Thor Heyerdahl Jr was along for the ceremony to mark how items including skulls, skeletons, a stone wheel and stone axe will be returned after being taken as part of his father’s research on navigation, migration and settlement of the islands that lie 3,500 kilometers off Chile’s Pacific coast. King Harald, when he was still a young crown prince, had bid Heyerdahl farewell when he sailed from Oslo as the expedition began in 1955.
The actual return of the ancient items to the people of Rapa Nui will take place after all protocols are signed and they can be shipped to Santiago. From there, they’ll eventually be sent on to Rapa Nui, which up to now hasn’t had a facility on the island able to receive them.

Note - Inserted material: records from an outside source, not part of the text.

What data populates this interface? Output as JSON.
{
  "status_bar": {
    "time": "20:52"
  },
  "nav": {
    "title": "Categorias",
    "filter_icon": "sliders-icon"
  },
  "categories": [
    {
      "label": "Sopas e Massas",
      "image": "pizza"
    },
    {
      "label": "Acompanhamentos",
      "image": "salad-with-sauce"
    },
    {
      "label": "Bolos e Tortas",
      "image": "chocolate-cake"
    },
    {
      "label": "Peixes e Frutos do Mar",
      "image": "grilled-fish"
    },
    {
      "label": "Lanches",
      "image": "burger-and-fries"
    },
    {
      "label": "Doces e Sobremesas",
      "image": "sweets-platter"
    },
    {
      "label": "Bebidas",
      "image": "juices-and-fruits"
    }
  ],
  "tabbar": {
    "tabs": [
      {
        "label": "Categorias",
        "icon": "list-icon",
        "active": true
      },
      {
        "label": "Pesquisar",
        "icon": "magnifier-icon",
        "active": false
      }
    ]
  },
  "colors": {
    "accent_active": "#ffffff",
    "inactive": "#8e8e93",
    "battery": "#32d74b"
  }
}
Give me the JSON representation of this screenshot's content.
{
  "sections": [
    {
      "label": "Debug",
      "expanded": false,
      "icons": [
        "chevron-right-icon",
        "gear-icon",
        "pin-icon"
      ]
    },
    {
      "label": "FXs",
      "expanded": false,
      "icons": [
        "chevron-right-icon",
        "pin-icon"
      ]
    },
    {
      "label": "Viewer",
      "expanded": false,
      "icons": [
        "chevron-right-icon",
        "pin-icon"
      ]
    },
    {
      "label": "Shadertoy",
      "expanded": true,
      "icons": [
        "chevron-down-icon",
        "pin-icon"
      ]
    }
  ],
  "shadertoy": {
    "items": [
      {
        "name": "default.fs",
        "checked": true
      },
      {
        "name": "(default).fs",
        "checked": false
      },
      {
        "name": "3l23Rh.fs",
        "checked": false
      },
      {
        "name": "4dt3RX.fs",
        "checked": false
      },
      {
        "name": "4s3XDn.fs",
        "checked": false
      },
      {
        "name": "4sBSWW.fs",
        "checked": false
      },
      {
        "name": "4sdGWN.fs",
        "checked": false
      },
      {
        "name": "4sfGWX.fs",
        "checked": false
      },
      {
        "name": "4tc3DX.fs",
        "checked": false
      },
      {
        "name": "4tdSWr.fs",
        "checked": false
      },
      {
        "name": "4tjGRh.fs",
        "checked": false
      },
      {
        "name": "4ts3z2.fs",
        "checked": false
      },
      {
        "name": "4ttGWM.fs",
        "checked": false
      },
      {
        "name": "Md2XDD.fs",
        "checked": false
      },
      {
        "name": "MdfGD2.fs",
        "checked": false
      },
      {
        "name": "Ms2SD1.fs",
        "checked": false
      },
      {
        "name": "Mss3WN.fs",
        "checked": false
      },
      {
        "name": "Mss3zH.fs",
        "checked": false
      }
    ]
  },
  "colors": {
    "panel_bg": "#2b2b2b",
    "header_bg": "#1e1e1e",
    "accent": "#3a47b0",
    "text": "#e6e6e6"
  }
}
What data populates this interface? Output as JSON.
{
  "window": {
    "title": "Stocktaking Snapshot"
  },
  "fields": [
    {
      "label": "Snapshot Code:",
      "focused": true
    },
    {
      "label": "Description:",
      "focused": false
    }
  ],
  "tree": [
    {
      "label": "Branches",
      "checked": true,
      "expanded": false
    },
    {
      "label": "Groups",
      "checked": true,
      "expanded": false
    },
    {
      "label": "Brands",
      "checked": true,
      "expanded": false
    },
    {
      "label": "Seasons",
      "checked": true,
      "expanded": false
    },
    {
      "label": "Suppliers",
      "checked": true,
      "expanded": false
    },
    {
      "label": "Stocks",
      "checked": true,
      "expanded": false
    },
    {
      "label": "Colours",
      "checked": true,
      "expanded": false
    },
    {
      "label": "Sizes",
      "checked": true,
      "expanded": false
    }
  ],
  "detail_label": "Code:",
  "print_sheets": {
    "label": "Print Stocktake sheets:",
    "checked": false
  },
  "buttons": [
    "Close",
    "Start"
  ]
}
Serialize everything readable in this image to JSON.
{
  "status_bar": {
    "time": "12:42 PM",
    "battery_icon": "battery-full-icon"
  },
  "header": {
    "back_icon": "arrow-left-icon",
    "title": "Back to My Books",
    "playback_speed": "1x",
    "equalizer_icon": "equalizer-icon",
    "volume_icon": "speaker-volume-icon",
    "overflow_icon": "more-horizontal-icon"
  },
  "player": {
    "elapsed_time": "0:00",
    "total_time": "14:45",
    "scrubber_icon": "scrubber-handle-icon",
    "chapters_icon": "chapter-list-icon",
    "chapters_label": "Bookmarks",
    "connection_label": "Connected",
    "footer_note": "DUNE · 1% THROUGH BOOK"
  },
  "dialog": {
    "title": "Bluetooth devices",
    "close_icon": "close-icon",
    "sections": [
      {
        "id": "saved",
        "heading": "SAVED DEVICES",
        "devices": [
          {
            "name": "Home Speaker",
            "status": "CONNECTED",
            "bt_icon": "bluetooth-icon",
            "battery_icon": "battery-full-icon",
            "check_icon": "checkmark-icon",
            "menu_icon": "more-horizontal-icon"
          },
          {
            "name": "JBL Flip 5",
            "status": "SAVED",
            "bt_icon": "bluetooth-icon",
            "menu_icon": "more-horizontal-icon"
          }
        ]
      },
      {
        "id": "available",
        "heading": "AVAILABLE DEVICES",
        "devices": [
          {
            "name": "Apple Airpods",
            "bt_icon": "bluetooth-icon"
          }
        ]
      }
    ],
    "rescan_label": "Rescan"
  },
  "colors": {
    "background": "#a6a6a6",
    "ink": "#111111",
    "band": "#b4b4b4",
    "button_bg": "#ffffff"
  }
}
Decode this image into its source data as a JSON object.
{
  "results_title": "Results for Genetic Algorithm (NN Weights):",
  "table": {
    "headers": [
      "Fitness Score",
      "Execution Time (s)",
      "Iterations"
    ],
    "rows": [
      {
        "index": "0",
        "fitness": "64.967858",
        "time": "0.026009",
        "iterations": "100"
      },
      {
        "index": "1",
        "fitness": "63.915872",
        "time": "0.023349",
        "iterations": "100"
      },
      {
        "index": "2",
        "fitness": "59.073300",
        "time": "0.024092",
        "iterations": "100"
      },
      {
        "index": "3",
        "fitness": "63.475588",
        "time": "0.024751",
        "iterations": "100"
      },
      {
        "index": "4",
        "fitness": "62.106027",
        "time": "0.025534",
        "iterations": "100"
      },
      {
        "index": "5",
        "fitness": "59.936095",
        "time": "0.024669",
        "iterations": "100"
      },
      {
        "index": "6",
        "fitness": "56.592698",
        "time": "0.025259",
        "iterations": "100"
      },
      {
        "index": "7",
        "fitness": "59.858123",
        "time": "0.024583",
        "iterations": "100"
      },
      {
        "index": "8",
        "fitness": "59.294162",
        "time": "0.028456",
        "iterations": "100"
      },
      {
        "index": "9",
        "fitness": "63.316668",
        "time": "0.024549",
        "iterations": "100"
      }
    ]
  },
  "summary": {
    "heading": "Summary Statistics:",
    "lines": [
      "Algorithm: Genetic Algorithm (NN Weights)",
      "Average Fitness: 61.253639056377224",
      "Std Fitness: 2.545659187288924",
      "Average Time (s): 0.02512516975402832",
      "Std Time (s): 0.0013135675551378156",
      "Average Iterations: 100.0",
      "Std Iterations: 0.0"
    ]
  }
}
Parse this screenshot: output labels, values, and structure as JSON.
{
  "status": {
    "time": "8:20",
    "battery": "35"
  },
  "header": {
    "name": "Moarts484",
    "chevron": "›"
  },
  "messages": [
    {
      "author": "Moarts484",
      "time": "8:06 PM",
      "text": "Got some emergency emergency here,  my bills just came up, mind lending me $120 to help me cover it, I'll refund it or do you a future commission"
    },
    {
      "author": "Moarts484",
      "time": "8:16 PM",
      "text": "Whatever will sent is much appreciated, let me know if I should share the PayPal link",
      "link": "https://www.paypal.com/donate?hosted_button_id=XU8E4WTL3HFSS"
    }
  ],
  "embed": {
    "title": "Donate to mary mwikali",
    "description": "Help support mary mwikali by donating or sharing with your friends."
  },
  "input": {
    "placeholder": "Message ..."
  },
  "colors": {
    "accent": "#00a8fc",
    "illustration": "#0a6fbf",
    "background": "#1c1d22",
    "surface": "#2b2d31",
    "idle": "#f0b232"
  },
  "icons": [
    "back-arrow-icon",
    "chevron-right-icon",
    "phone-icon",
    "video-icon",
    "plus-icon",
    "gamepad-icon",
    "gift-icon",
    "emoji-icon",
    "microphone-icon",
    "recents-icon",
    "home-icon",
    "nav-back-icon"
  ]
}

King Harald and Queen Sonja, who were met by demonstrators opposing Norwegian salmon farmers in Chile, received a warm welcome in Santiago and at the ceremony. King Harald also had a gift from the Kon-Tiki Museum in Oslo that Heyerdahl founded to house his rafts and collections. The gift “was small enough to fit in the king’s pocket,” wrote museum leaders in newspaper Aftenposten last week: a harddisc containing the 1,822 photos that Thor Heyerdahl took during his many trips to Rapa Nui. The king and queen have also visited the island with its iconic statues, on a private trip over the Easter holidays in 2014.